On the above date one of the largest squadrons of Luftwaffe bombers, consisting of over 200 planes, left Brittany in the north of France. Their target – Belfast. The planes that took part were mainly Heinkel HE III medium bombers and when the arrived in the city air raid sirens sounded to warn the local population. This caused a lot of confusion as an event which many people thought impossible was taking place. The Civil Defence took up positions with the army manning the few anti aircraft guns in Victoria Barracks. In the docks smoke screens were set alight and these were belching out thick black smoke. When the sirens died down the noise of the approaching bombers could be heard coming over Carlingford Lough. A few minutes later the bombing began.
As is well documented many areas of the city were struck but, without doubt, the most heavily bombed area was that which lay between York Street and the Antrim Road. In the New Lodge bombs struck a large number of residential streets due to the fact that Victoria Barracks was a direct target of this ‘carpet bombing.’ Burke Street, which ran between Annadale Street and Dawson Street was completely wiped out with all its residents dead.
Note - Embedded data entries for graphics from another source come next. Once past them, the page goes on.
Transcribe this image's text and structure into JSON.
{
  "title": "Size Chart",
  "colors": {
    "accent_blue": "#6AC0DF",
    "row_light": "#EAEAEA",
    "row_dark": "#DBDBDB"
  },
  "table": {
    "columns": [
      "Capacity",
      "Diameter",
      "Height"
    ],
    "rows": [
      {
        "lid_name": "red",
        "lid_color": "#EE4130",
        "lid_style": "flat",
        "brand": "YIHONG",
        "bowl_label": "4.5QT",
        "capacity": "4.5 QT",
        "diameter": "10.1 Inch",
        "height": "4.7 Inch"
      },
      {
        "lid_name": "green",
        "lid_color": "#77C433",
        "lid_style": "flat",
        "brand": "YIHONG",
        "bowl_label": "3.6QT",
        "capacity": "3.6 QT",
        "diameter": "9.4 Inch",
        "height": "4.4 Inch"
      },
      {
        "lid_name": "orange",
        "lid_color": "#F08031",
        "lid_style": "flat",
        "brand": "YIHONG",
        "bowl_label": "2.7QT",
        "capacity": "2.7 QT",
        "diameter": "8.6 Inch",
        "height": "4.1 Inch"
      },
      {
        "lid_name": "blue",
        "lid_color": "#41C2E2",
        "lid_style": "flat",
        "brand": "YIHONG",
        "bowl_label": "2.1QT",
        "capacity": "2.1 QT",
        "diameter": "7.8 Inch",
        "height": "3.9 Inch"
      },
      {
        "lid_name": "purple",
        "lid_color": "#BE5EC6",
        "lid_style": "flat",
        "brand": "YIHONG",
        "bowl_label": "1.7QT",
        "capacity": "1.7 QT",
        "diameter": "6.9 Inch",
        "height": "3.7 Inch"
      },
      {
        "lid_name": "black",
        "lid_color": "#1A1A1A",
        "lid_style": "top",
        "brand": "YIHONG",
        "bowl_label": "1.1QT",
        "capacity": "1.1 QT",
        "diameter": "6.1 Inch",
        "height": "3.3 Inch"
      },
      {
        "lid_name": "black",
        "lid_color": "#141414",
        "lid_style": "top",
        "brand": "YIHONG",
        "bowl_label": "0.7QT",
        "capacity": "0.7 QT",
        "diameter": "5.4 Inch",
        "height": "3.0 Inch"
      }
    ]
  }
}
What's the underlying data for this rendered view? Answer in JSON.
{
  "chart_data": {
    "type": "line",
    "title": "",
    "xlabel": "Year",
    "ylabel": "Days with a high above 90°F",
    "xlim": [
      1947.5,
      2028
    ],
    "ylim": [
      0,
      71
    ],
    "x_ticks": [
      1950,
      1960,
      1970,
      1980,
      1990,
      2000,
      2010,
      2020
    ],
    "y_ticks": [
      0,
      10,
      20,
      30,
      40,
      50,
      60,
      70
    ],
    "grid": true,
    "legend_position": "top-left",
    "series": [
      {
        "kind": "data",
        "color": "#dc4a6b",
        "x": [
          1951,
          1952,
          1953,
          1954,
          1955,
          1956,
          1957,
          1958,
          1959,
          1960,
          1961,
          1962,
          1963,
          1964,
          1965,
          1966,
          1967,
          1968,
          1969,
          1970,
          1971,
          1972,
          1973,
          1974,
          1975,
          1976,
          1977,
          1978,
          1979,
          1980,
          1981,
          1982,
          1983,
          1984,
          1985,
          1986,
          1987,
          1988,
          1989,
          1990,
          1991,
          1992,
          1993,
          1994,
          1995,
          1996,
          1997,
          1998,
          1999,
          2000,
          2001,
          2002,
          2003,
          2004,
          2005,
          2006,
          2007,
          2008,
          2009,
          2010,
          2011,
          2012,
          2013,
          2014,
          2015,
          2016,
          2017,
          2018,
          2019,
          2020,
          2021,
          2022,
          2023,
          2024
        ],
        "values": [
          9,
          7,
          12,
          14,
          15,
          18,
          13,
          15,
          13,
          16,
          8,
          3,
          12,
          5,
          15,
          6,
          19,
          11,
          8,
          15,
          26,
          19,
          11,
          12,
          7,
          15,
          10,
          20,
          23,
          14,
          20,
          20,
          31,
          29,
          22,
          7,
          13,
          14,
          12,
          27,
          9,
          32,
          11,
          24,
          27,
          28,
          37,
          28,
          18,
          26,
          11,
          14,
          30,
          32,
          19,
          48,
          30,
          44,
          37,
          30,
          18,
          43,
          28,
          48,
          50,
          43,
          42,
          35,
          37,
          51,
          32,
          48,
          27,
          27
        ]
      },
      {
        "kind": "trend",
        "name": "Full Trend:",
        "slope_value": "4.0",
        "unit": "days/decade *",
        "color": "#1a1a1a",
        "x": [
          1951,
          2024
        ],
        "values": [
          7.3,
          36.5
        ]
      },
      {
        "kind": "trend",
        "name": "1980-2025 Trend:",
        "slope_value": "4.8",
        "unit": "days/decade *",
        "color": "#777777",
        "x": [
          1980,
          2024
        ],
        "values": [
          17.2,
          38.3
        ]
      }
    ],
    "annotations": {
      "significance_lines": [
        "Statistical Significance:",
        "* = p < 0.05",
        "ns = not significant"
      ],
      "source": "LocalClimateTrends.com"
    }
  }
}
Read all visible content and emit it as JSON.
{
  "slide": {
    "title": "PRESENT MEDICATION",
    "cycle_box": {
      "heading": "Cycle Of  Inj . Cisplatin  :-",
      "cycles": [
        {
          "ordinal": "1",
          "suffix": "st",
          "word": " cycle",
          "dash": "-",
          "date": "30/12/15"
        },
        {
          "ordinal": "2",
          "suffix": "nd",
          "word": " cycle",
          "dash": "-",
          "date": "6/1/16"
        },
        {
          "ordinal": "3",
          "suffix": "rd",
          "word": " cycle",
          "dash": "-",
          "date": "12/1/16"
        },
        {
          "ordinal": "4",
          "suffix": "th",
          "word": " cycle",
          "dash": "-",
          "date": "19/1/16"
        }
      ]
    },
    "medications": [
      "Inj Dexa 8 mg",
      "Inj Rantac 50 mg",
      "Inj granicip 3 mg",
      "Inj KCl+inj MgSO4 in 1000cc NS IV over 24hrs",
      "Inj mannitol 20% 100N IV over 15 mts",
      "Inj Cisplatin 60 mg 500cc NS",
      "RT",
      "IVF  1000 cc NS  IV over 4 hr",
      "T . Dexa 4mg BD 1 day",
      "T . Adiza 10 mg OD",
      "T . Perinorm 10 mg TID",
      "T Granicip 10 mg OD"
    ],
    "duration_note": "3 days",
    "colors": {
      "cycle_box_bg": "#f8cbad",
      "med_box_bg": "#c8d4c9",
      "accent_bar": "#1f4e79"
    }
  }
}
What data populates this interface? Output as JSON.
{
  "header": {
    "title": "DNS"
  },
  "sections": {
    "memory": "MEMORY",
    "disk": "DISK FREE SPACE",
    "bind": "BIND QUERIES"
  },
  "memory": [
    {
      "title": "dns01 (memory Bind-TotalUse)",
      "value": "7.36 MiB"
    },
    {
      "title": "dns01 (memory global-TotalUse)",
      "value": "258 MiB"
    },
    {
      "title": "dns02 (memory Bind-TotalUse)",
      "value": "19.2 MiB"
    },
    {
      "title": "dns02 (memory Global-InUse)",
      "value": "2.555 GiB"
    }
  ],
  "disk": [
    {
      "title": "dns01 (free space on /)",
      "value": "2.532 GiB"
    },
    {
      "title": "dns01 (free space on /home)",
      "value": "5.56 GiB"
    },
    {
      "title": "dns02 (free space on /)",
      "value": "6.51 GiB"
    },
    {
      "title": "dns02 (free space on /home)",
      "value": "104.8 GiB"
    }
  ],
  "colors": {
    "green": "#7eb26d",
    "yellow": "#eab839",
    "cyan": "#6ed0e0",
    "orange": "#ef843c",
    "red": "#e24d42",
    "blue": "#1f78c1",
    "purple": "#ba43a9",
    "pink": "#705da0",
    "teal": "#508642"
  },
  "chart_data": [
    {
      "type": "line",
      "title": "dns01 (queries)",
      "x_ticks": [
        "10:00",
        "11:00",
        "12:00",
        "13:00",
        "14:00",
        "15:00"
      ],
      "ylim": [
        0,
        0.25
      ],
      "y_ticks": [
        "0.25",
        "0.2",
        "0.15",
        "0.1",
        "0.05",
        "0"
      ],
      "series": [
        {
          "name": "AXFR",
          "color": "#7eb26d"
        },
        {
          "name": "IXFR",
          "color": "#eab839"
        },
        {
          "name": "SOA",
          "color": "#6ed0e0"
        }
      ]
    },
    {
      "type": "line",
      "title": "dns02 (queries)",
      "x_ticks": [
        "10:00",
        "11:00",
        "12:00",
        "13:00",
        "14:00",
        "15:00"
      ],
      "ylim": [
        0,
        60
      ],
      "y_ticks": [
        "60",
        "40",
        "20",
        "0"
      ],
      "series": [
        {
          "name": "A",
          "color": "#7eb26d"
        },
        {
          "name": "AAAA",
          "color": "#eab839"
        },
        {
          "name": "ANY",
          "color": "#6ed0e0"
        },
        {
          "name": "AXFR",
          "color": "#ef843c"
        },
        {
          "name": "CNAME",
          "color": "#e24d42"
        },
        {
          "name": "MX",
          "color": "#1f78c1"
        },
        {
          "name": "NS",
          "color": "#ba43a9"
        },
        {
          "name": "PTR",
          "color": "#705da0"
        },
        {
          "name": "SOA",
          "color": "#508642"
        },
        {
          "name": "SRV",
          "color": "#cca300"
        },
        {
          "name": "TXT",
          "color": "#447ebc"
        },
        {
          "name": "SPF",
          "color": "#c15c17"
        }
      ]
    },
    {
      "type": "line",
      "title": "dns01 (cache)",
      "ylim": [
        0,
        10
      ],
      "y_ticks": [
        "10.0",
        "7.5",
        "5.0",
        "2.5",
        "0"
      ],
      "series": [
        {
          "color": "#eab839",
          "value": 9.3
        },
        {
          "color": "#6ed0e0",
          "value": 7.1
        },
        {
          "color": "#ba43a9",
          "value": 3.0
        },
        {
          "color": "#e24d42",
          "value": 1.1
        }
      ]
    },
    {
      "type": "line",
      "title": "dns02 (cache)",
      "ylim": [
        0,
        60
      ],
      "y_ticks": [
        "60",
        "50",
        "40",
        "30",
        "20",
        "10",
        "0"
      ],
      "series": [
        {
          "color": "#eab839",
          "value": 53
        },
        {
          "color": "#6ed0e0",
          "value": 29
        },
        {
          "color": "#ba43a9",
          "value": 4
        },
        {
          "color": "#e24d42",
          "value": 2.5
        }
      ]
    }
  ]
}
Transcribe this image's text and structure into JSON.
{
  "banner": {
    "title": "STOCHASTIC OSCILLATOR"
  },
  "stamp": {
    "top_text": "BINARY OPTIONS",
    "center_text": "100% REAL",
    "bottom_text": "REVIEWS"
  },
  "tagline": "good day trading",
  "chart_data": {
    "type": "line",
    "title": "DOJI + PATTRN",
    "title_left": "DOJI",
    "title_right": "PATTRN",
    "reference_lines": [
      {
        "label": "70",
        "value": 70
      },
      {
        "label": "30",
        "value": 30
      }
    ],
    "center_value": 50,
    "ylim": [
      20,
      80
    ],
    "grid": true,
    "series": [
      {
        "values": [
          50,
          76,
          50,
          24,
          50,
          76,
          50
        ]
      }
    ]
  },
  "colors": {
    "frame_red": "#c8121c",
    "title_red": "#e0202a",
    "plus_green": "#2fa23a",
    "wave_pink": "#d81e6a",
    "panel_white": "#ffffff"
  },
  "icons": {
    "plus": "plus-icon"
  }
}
In Lincoln Avenue and Cranburn Street what were moments before neat rows of terrace houses were now burning piles of rubble. This was also the case on the Antrim Road, Pim Street, St James’s Street, Annadale Street, Dawson Street, New Lodge Road and sections of Hillman Street, Duncairn Gardens, Upper Meadow Street and Stratheden Street. An air raid shelter on the Halidays Road received a direct hit killing all those taking shelter within it. The York Street Mill received a large number of hits and was burning out of control. One of its massive side walls collapsed on to Sussex and Vere Streets killing all those who still remained within their homes. This mill had been one of the targets.